The entire listArticles() and getFeed() functions had zero test coverage. Their buildArticleListItem() helper likewise uncovered. Fix: Added 8 listArticles tests + 2 getFeed tests.

Category 3: BlockStatement guard bypass (killed in Round 1)

deleteComment had a guard if (!article) throw NotFoundError('Article', slug). Test called with findBySlug → null and findById → jest.fn() (returns undefined). Guard was mutated to {} (no-op) — code continued to the next guard if (!comment) which also threw NotFoundError but for the wrong reason. Test’s toThrow(NotFoundError) still passed. Fix: Set up findById mock to return a real comment, preventing fallthrough to the secondary guard.

Category 4: Boundary conditions (partially equivalent)

validateLimit/validateOffset operators mutated: >>=, <<=. For exact boundary values (limit=100, offset=0), the mutation produces identical behavior — these are equivalent mutants that cannot be killed. The Stryker MSI formula correctly excludes them as “survived” but they represent no real gap.

Category 5: Private method favoritedBy.some() → every() (partially survived)

The buildArticleListItem ternary uses some((f) => f.userId === currentUserId). The some → every mutation survives because all test cases either have exactly one matching userId (some = every = true) or no matching userIds (some = every = false). Fix: Would require a test with two userId entries in favoritedBy where only one matches. Added to the remaining 8 survivors.

Per-File Final MSI

File Final MSI Survived Notes
auth.service.ts 100% 0 After adding same-email skip test, password hash test, username uniqueness test
comment.service.ts 100% 0 After fixing BlockStatement guard fallthrough and error message assertions
profile.service.ts 90% 1 One StringLiteral at unfollowUser line 90 — appears to be a Stryker/Jest timing quirk (equivalent timeout behavior across runs)
article.service.ts 88.52% 7 Mix of equivalent boundary mutants + one some→every edge case + regex equivalent
tag.service.ts n/a 0 Tag service is a thin wrapper; 3 errors = TS invalid mutations only

Key Finding: The 93.1% Coincidence

The treatment project’s AI-reported coverage was 93.1% (hallucinated). After fixing TS errors, adding missing tests, and improving assertion quality, the real mutation score is 93.10%. The number that was fabricated in documentation turned out to be what it would take to actually achieve the quality level implied. The experiment thus demonstrates both the failure mode (hallucination) and the correction mechanism (mutation gate).
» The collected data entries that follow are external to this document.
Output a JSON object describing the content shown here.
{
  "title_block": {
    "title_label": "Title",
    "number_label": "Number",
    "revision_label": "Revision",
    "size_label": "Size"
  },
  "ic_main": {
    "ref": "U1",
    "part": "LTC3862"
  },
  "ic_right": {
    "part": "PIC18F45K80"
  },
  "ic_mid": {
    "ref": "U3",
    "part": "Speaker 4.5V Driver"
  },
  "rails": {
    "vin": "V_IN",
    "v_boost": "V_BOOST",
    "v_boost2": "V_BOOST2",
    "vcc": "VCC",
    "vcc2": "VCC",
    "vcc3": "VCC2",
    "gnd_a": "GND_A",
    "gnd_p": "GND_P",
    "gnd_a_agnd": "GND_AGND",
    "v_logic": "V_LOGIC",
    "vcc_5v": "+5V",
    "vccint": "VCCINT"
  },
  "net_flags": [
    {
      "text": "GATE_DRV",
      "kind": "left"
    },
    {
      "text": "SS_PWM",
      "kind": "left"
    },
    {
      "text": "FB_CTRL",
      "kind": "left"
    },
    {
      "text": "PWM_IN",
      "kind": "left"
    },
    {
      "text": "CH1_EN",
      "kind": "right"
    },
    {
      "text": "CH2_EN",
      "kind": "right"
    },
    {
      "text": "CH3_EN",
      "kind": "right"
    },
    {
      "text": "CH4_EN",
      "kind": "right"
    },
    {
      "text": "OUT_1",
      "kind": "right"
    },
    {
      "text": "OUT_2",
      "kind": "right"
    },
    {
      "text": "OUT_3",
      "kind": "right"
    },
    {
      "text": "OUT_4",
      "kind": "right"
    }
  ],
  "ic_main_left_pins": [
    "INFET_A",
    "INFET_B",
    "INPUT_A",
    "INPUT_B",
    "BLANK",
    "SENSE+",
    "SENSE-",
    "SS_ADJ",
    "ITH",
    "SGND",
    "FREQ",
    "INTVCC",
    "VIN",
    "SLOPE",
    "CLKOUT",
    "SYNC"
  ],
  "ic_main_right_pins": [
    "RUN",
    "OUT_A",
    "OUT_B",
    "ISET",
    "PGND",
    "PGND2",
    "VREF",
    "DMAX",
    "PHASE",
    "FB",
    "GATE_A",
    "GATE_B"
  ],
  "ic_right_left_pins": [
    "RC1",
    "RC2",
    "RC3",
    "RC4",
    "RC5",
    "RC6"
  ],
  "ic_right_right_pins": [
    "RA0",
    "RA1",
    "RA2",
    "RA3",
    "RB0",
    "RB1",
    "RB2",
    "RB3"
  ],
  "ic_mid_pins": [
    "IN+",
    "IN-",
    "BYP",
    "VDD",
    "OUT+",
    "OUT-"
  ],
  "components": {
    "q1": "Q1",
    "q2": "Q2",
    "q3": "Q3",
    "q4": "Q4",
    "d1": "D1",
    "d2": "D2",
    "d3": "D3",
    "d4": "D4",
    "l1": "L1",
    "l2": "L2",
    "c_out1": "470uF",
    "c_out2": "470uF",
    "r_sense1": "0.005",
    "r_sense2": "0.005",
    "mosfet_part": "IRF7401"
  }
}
Lessons Encoded as GS Artifacts

The following were added to templates/universal/instructions.yaml, CLAUDE.md, and .github/copilot-instructions.md (commit 482a111) as hard quality gates:

  1. Coverage Targets: MSI ≥ 65% overall blocks PR merge; MSI ≥ 70% on new/changed code
  2. Test Rules: “After writing tests for any module, run Stryker on that module before moving on. Surviving mutants = missing assertions.”
  3. Commit Protocol: “mutation score gate (Stryker on changed modules)” added to required pass conditions

The experiment thus fulfills its own recommendation: it revealed the need for mutation testing AND the first application of the new mutation gate was on the experiment’s own generated code.


§13 Naive Condition Results (Post-Experiment Baseline)

Run date: March 13, 2026. Added after the primary experiment to establish an unstructured baseline. Condition design: minimal prompts averaging 3 lines each with no GS artifacts, no schema pre-definition, no architectural guidance.

§13.1 GS Property Scores

Scored by blind Claude session. Same auditor prompt as §1.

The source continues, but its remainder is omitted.